Functional correctness verifiers -- C

For the canonical low-level imperative language -- C -- there are several systems:

• Frama-C (https://frama-c.com/)
• VeriFast [Jacobs 2011]
• VST (the subject of this volume).

Unlike VST, where (as you have seen) the proof script is separate from the program, in both Frama-C and VeriFast you prove the program by inserting assertions and invariants into the program. the tools complete the verification automatically -- or else, point out which assertions have failed, so you can adjust your assertions and invariants, and try again. Each of these three systems has an assertion language, in which you express your function specifications, assertions, and invariants.

• In VST, as you have seen, that language is a separation language (PROP/LOCAL/SEP) embedded in Coq, so that the PROP, LOCAL, and SEP clauses can all make use of the full expressive power of the Calculus of Inductive Constructions (CiC). You have seen a simple example of the expressive power of this approach, where we can use ordinary Coq proofs in Hashfun, and directly connect them to separation-logic proofs in Verif_hash.
• Frama-C uses a weaker assertion language, expressed in C syntax. That's a much weaker logic to reason in, and it doesn't directly connect to a general-purpose logic (and proof assistant) like Coq. Also, since Frama-C is not a separation logic, it can be difficult to reason about data structures.
• VeriFast uses a capable Dafny-like logic -- even more capable, since it is separation logic, not just Hoare logic. That means you can reason about data structures. There's no artificial limitation to a C-like syntax in the assertion language. Unfortunately, VeriFast's assertion language is not connected to a general-purpose logic (and proof assistant); that means you can do refinement proofs (this C program implements that functional model), but it's not so easy to reason about properties of your functional models.

Foundational soundness

Formal reasoning about source programs is a good thing -- but once you've proved your source program correct, how do you know that is compiled correctly? That is,

• the compiler must not have bugs, and
• the compiler must agree with your verifier on every detail of the semantics of the source language.

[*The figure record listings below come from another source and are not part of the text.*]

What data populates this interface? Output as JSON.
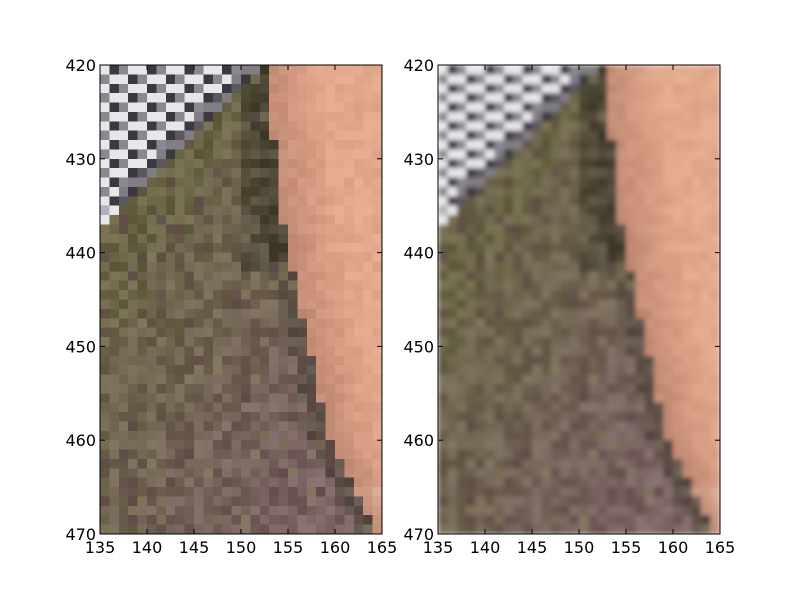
{
  "figure": {
    "background": "#ffffff",
    "axis_color": "#000000"
  },
  "chart_data": [
    {
      "type": "image",
      "title": "",
      "rendering": "pixelated",
      "xlim": [
        135,
        165
      ],
      "ylim": [
        470,
        420
      ],
      "x_ticks": [
        135,
        140,
        145,
        150,
        155,
        160,
        165
      ],
      "y_ticks": [
        420,
        430,
        440,
        450,
        460,
        470
      ],
      "x_tick_labels": [
        "135",
        "140",
        "145",
        "150",
        "155",
        "160",
        "165"
      ],
      "y_tick_labels": [
        "420",
        "430",
        "440",
        "450",
        "460",
        "470"
      ]
    },
    {
      "type": "image",
      "title": "",
      "rendering": "smooth",
      "xlim": [
        135,
        165
      ],
      "ylim": [
        470,
        420
      ],
      "x_ticks": [
        135,
        140,
        145,
        150,
        155,
        160,
        165
      ],
      "y_ticks": [
        420,
        430,
        440,
        450,
        460,
        470
      ],
      "x_tick_labels": [
        "135",
        "140",
        "145",
        "150",
        "155",
        "160",
        "165"
      ],
      "y_tick_labels": [
        "420",
        "430",
        "440",
        "450",
        "460",
        "470"
      ]
    }
  ],
  "image_palette": {
    "skin": "#e2a88c",
    "skin_light": "#f2c4ac",
    "skin_shadow": "#b07a66",
    "hair_olive": "#6b6548",
    "hair_olive_light": "#857a5a",
    "hair_dark": "#3e3a2c",
    "hair_mauve": "#7a6462",
    "hair_mauve_dark": "#5e4946",
    "fabric_white": "#e8e6ea",
    "fabric_gray": "#8a8890",
    "fabric_dark": "#3b3940"
  }
}
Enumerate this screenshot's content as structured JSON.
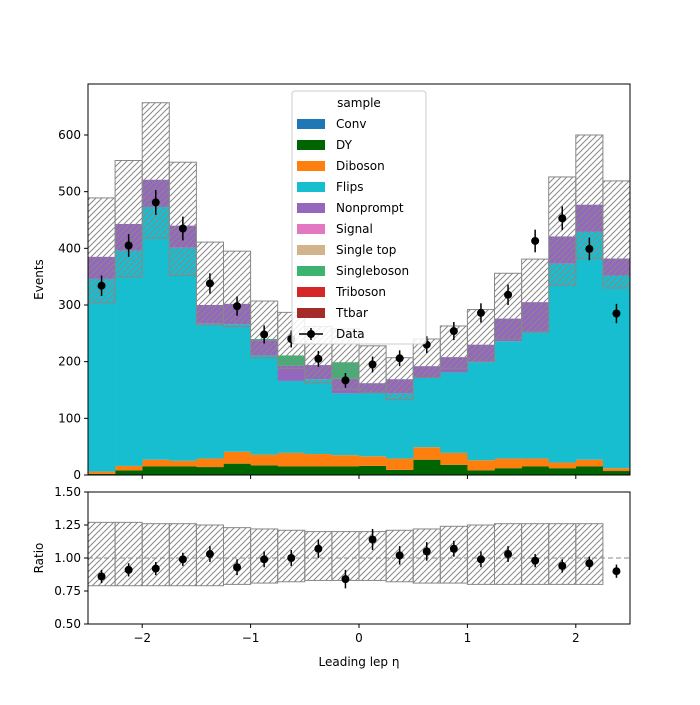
{
  "chart_data": [
    {
      "type": "bar",
      "stacked": true,
      "xlabel": "Leading lep η",
      "ylabel": "Events",
      "xlim": [
        -2.5,
        2.5
      ],
      "ylim": [
        0,
        690
      ],
      "x_ticks": [
        -2,
        -1,
        0,
        1,
        2
      ],
      "x_tick_labels": [
        "−2",
        "−1",
        "0",
        "1",
        "2"
      ],
      "y_ticks": [
        0,
        100,
        200,
        300,
        400,
        500,
        600
      ],
      "y_tick_labels": [
        "0",
        "100",
        "200",
        "300",
        "400",
        "500",
        "600"
      ],
      "bin_edges": [
        -2.5,
        -2.25,
        -2.0,
        -1.75,
        -1.5,
        -1.25,
        -1.0,
        -0.75,
        -0.5,
        -0.25,
        0.0,
        0.25,
        0.5,
        0.75,
        1.0,
        1.25,
        1.5,
        1.75,
        2.0,
        2.25,
        2.5
      ],
      "legend": {
        "title": "sample",
        "position": "top-center",
        "entries": [
          "Conv",
          "DY",
          "Diboson",
          "Flips",
          "Nonprompt",
          "Signal",
          "Single top",
          "Singleboson",
          "Triboson",
          "Ttbar",
          "Data"
        ]
      },
      "series": [
        {
          "name": "Conv",
          "color": "#1f77b4",
          "values": [
            0,
            0,
            0,
            0,
            0,
            0,
            0,
            0,
            0,
            0,
            0,
            0,
            0,
            0,
            0,
            0,
            0,
            0,
            0,
            0
          ]
        },
        {
          "name": "DY",
          "color": "#006400",
          "values": [
            2,
            8,
            15,
            15,
            14,
            20,
            17,
            15,
            15,
            15,
            16,
            9,
            27,
            18,
            8,
            12,
            15,
            12,
            15,
            7
          ]
        },
        {
          "name": "Diboson",
          "color": "#ff7f0e",
          "values": [
            4,
            8,
            12,
            10,
            15,
            21,
            19,
            24,
            22,
            20,
            17,
            20,
            22,
            21,
            18,
            17,
            14,
            10,
            12,
            5
          ]
        },
        {
          "name": "Flips",
          "color": "#17becf",
          "values": [
            340,
            380,
            446,
            376,
            238,
            225,
            175,
            127,
            132,
            109,
            112,
            115,
            123,
            142,
            173,
            207,
            224,
            351,
            402,
            340
          ]
        },
        {
          "name": "Nonprompt",
          "color": "#9467bd",
          "values": [
            39,
            47,
            48,
            39,
            33,
            36,
            27,
            27,
            25,
            26,
            17,
            25,
            20,
            27,
            31,
            40,
            52,
            48,
            48,
            30
          ]
        },
        {
          "name": "Signal",
          "color": "#e377c2",
          "values": [
            0,
            0,
            0,
            0,
            0,
            0,
            0,
            0,
            0,
            0,
            0,
            0,
            0,
            0,
            0,
            0,
            0,
            0,
            0,
            0
          ]
        },
        {
          "name": "Single top",
          "color": "#d2b48c",
          "values": [
            0,
            0,
            0,
            0,
            0,
            0,
            0,
            0,
            0,
            0,
            0,
            0,
            0,
            0,
            0,
            0,
            0,
            0,
            0,
            0
          ]
        },
        {
          "name": "Singleboson",
          "color": "#3cb371",
          "values": [
            0,
            0,
            0,
            0,
            0,
            0,
            2,
            18,
            0,
            29,
            0,
            0,
            0,
            0,
            0,
            0,
            0,
            0,
            0,
            0
          ]
        },
        {
          "name": "Triboson",
          "color": "#d62728",
          "values": [
            0,
            0,
            0,
            0,
            0,
            0,
            0,
            0,
            0,
            0,
            0,
            0,
            0,
            0,
            0,
            0,
            0,
            0,
            0,
            0
          ]
        },
        {
          "name": "Ttbar",
          "color": "#a52a2a",
          "values": [
            0,
            0,
            0,
            0,
            0,
            0,
            0,
            0,
            0,
            0,
            0,
            0,
            0,
            0,
            0,
            0,
            0,
            0,
            0,
            0
          ]
        }
      ],
      "uncertainty_band": {
        "low": [
          304,
          350,
          418,
          352,
          265,
          262,
          207,
          188,
          162,
          151,
          145,
          133,
          172,
          188,
          200,
          240,
          252,
          335,
          382,
          330
        ],
        "high": [
          489,
          555,
          657,
          552,
          411,
          395,
          307,
          287,
          262,
          258,
          228,
          207,
          240,
          263,
          292,
          356,
          381,
          526,
          600,
          519
        ]
      },
      "data": {
        "name": "Data",
        "x": [
          -2.375,
          -2.125,
          -1.875,
          -1.625,
          -1.375,
          -1.125,
          -0.875,
          -0.625,
          -0.375,
          -0.125,
          0.125,
          0.375,
          0.625,
          0.875,
          1.125,
          1.375,
          1.625,
          1.875,
          2.125,
          2.375
        ],
        "y": [
          334,
          405,
          481,
          435,
          338,
          298,
          248,
          240,
          205,
          167,
          195,
          206,
          230,
          254,
          286,
          318,
          413,
          453,
          399,
          285
        ],
        "yerr": [
          18,
          20,
          22,
          21,
          18,
          17,
          16,
          15,
          14,
          13,
          14,
          14,
          15,
          16,
          17,
          18,
          20,
          21,
          20,
          17
        ]
      }
    },
    {
      "type": "scatter",
      "xlabel": "Leading lep η",
      "ylabel": "Ratio",
      "xlim": [
        -2.5,
        2.5
      ],
      "ylim": [
        0.5,
        1.5
      ],
      "x_ticks": [
        -2,
        -1,
        0,
        1,
        2
      ],
      "x_tick_labels": [
        "−2",
        "−1",
        "0",
        "1",
        "2"
      ],
      "y_ticks": [
        0.5,
        0.75,
        1.0,
        1.25,
        1.5
      ],
      "y_tick_labels": [
        "0.50",
        "0.75",
        "1.00",
        "1.25",
        "1.50"
      ],
      "reference_line": 1.0,
      "band": {
        "low": [
          0.79,
          0.79,
          0.79,
          0.79,
          0.79,
          0.8,
          0.81,
          0.82,
          0.83,
          0.83,
          0.83,
          0.82,
          0.81,
          0.81,
          0.8,
          0.8,
          0.8,
          0.8,
          0.8,
          null
        ],
        "high": [
          1.27,
          1.27,
          1.26,
          1.26,
          1.25,
          1.23,
          1.22,
          1.21,
          1.2,
          1.2,
          1.2,
          1.21,
          1.22,
          1.24,
          1.25,
          1.26,
          1.26,
          1.26,
          1.26,
          null
        ]
      },
      "x": [
        -2.375,
        -2.125,
        -1.875,
        -1.625,
        -1.375,
        -1.125,
        -0.875,
        -0.625,
        -0.375,
        -0.125,
        0.125,
        0.375,
        0.625,
        0.875,
        1.125,
        1.375,
        1.625,
        1.875,
        2.125,
        2.375
      ],
      "y": [
        0.86,
        0.91,
        0.92,
        0.99,
        1.03,
        0.93,
        0.99,
        1.0,
        1.07,
        0.84,
        1.14,
        1.02,
        1.05,
        1.07,
        0.99,
        1.03,
        0.98,
        0.94,
        0.96,
        0.9
      ],
      "yerr": [
        0.05,
        0.05,
        0.05,
        0.05,
        0.06,
        0.06,
        0.06,
        0.06,
        0.07,
        0.07,
        0.08,
        0.07,
        0.07,
        0.06,
        0.06,
        0.06,
        0.05,
        0.05,
        0.05,
        0.05
      ]
    }
  ]
}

Of all the systems described above, only VST and CakeML can make this connection end-to-end, with machine-checked proofs.

Conclusion

This volume has given you a taste of formal verification for a low-level imperative language. Since C was not designed with verification in mind, it has many sharp corners and idiosyncrasies, which the verification tool cannot always hide from you. But C is a lingua franca in which you can express a wide variety of programming paradigms, and Verifiable C is expressive enough to allow to verify them. We wish you success in your future software verification efforts.